When Donovan Solano’s line drive glanced off shortstop Andrelton Simmons’ glove for a hit in the eighth inning Wednesday, Braves pitcher Ervin Santana smacked his glove and hopped in the air.
It’s no wonder Santana wanted to finish the inning. The Marlins couldn’t do much of anything against Santana all night while losing 6-1 to the Braves at Turner Field.
Solano’s hit was one of just six by the Marlins over 7 1/3 innings against Santana (9-6). He left the game to a standing ovation from fans who appreciated his 10 strikeouts and one run allowed.
Santana started the season strong for the Braves after they signed him to a free-agent contract during the offseason. After some rough patches in May and June he appears to be rounding into good form.
“He threw the ball really well,” Braves catcher Gerald Laird said. “He had all three of his pitches working, he had both sides of the plate with his fastball command going good. That’s the guy we signed. He had a few hiccups here and there but tonight he was commanding the (strike) zone.”
The Braves rode Santana’s strong start plus early production from the top of the lineup against Marlins right-hander Nathan Eovaldi (5-6).
Over the first two innings leadoff man B.J. Upton had two hits and two runs scored and No. 2 hitter Tommy La Stella had an RBI single and a sacrifice that set up the first run. Braves first baseman Freddie Freeman, the No. 3 hitter, broke out of a power slump with a three-run homer that staked Santana to a 5-0 lead in the second inning.
“B.J. set the table again tonight,” Freeman said. “He’s been doing that since he got in the lead-off spot. He’s been awesome. We were able to manufacture a run in the first inning and then got a few more in the second and that’s all ‘Magic’ (Santana) needed tonight.”
The Braves (55-46) evened their season record against the Marlins (47-53) to 6-6 with the final game of this series on Thursday. The Marlins won the opening two games after stumbling into Atlanta with losses six of their previous seven games.
Before Wednesday’s game, Braves manager Fredi Gonzalez made the case that the Marlins are a deceptively good club with solid young hitters and quality pitching. Then the Braves went out and clubbed the Marlins like the standings and expectations suggest they should.
Santana was in command from the start while retiring the first six batters in order. Santana allowed an RBI single to Christian Yelich in the third inning but, from there, no Marlins made it past first base against him until Solano’s single in the eighth moved Yelich to third.
Santana walked three batters and threw 76 of his 110 pitches for strikes.
“He pitched well, he really did,” Braves manager Fredi Gonzalez said. “We were trying to push him in the game a little bit because of the situation with our bullpen, because the last couple nights we had to cover some innings out of there. And he gave us everything he had.”
The Braves backed Santana with plenty of runs early. They used small ball to build a 2-0 lead then broke the game open on Freeman’s homer.

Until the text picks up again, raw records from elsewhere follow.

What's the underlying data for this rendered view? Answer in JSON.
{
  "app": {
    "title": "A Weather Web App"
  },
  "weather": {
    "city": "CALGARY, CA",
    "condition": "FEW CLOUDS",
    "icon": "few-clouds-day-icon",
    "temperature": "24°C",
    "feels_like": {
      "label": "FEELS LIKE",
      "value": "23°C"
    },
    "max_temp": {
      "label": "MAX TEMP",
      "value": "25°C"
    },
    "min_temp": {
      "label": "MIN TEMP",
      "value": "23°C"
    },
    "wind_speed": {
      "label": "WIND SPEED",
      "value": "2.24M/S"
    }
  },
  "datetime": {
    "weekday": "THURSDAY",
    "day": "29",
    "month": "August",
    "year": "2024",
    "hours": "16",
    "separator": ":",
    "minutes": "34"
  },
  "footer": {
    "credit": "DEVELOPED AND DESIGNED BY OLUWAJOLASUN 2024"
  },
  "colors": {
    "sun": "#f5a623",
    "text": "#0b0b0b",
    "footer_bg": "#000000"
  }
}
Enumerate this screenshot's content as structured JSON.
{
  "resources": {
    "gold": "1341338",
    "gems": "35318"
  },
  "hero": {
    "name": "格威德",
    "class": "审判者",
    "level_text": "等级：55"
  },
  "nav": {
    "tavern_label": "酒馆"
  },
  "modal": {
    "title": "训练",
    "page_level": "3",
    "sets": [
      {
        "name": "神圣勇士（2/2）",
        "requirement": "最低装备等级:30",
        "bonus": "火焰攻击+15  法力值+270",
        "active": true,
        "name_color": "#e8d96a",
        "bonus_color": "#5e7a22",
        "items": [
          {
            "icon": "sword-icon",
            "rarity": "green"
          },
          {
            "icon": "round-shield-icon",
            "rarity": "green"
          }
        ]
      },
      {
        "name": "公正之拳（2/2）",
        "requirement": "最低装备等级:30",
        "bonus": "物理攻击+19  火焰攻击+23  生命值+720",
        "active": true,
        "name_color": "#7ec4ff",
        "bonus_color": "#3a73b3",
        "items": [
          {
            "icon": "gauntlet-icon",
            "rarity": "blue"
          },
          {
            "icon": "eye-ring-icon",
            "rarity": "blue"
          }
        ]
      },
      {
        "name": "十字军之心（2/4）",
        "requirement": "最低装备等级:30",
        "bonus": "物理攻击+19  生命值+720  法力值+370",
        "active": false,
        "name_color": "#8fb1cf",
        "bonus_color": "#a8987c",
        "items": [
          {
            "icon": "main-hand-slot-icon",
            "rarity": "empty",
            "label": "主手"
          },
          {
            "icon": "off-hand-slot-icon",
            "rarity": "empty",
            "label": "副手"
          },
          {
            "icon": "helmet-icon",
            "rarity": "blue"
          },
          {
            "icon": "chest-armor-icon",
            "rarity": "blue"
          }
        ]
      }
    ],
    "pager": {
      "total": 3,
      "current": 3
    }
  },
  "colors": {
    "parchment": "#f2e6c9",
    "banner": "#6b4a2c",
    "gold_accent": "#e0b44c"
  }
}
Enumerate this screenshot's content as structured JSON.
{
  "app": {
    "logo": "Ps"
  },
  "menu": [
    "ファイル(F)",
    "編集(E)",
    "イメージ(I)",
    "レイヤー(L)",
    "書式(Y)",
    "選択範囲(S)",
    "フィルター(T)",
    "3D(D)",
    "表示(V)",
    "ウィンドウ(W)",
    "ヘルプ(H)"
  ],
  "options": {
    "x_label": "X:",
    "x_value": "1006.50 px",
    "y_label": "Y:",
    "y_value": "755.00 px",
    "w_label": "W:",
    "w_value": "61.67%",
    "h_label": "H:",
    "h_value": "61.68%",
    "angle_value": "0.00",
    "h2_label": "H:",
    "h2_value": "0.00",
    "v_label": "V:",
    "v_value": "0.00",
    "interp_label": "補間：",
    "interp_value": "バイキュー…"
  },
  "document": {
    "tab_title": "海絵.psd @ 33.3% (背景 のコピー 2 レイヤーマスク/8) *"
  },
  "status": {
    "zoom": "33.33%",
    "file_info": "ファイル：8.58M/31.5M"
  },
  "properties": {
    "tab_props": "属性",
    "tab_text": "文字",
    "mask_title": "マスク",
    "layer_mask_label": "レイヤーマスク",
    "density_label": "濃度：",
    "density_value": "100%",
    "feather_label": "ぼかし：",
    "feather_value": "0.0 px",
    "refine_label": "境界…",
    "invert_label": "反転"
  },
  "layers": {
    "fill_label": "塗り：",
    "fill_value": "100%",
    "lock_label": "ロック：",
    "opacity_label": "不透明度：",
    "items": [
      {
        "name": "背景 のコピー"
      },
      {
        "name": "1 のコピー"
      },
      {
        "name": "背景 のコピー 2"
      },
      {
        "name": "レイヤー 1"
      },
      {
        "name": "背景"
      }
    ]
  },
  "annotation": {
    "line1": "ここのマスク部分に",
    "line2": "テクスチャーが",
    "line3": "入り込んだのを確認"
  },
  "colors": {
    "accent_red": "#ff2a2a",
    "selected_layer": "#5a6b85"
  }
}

B.J. Upton led off the game with a double for the second straight night then moved to third on Tommy La Stella’s sacrifice. B.J. Upton scored on Justin Upton’s sacrifice fly to left.
In the second inning Simmons singled, went to second on Santana’s sacrifice and scored on La Stella’s two-out RBI single. Freeman then drove Nathan Eovaldi’s breaking ball high over the wall in right for the kind of opposite-field home run that he usually hits with regularity.
Freeman had just one hit in his previous six games entering Wednesday.
“Obviously it feels good,” Freeman said. “I’ve been working hard the last couple weeks trying to get the swing back. It kind if disappeared on me in Chicago. In (batting practice) today I was driving the ball to left-center again and I was able to carry over into the game is definitely a nice thing. Hopefully I can keep that going.”
It was Freeman’s first home run since June 27 at Philadelphia, a stretch that includes 21 games, and just his third hit in 45 at-bats against the Marlins this season to that point.